A LUZ QUE VEM DA DIREITA...
No processo de leitura de alguma bibliografia sobre a história da edição e as peripécias do espólio de Walter Benjamin, fui inesperadamente dar à passagem do «Diário de Paris» (9 de Janeiro de 1930) em que, na conversa com Marcel Jouhandeau, se fala da «magia das condições de trabalho». A sala onde trabalha este autor francês surge a Benjamin como «a perfeita conjugação de atelier e cela monacal», num espaço onde a luz vem de cima e da direita. Jouhandeau, autor católico «que tem visões no ar sufocante de pequenas sacristias francesas» (Benjamin em carta a G. Scholem, de 14 de Fevereiro de 1929), fala da «força inspiradora da luz que vem da direita» (estamos no domínio da topologia, ou da ideologia?).
Walter Benjamin, esse escreveu grande parte dos seus textos em lugares e condições ascéticos e precários: a primeira dissertação, no isolamento de Muri, na Suíça, só com Scholem por interlocutor; o ensaio sobre As Afinidades Electivas na clausura de um quartinho cheio de livros, emprestado por Leo Löwenthal em Heidelberg; o livro sobre o drma do Barroco numa quase cela em Capri; os ensaios sobre Baudelaire numa mansarda austera em Svendborg, lugar de exílio de Brecht na Dinamarca; O Livro das Passagens num cantinho da Biblioteca Nacional de Paris.
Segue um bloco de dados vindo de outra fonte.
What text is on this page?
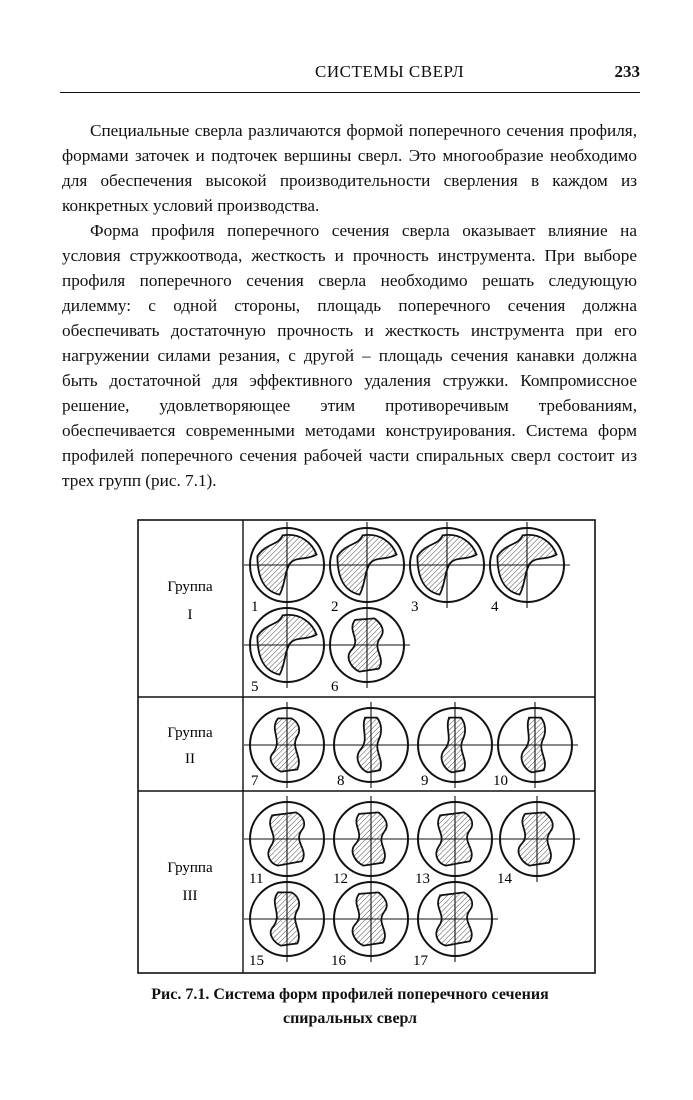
СИСТЕМЫ СВЕРЛ	233

Специальные сверла различаются формой поперечного сечения профиля, формами заточек и подточек вершины сверл. Это многообразие необходимо для обеспечения высокой производительности сверления в каждом из конкретных условий производства.

Форма профиля поперечного сечения сверла оказывает влияние на условия стружкоотвода, жесткость и прочность инструмента. При выборе профиля поперечного сечения сверла необходимо решать следующую дилемму: с одной стороны, площадь поперечного сечения должна обеспечивать достаточную прочность и жесткость инструмента при его нагружении силами резания, с другой – площадь сечения канавки должна быть достаточной для эффективного удаления стружки. Компромиссное решение, удовлетворяющее этим противоречивым требованиям, обеспечивается современными методами конструирования. Система форм профилей поперечного сечения рабочей части спиральных сверл состоит из трех групп (рис. 7.1).

Группа
I
Группа
II
Группа
III
1	2	3	4
5	6
7	8	9	10
11	12	13	14
15	16	17
Рис. 7.1. Система форм профилей поперечного сечения
спиральных сверл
A força interior que o sustenta, nos caminhos difíceis do exílio, entre 1933 e 1940, sendo a do intelectual militante – mais do espírito do que das massas –, tem qualquer coisa de ascético e religioso. Religião do pensar, «iluminação profana», cujo breviário eram os seus próprios manuscritos, textos sagrados, arquivados, legados e transmitidos, reproduzidos, com o zelo de quem era um coleccionador e um arquivista nato. É em grande parte devido a esta religião que podemos ler hoje muitos desses textos.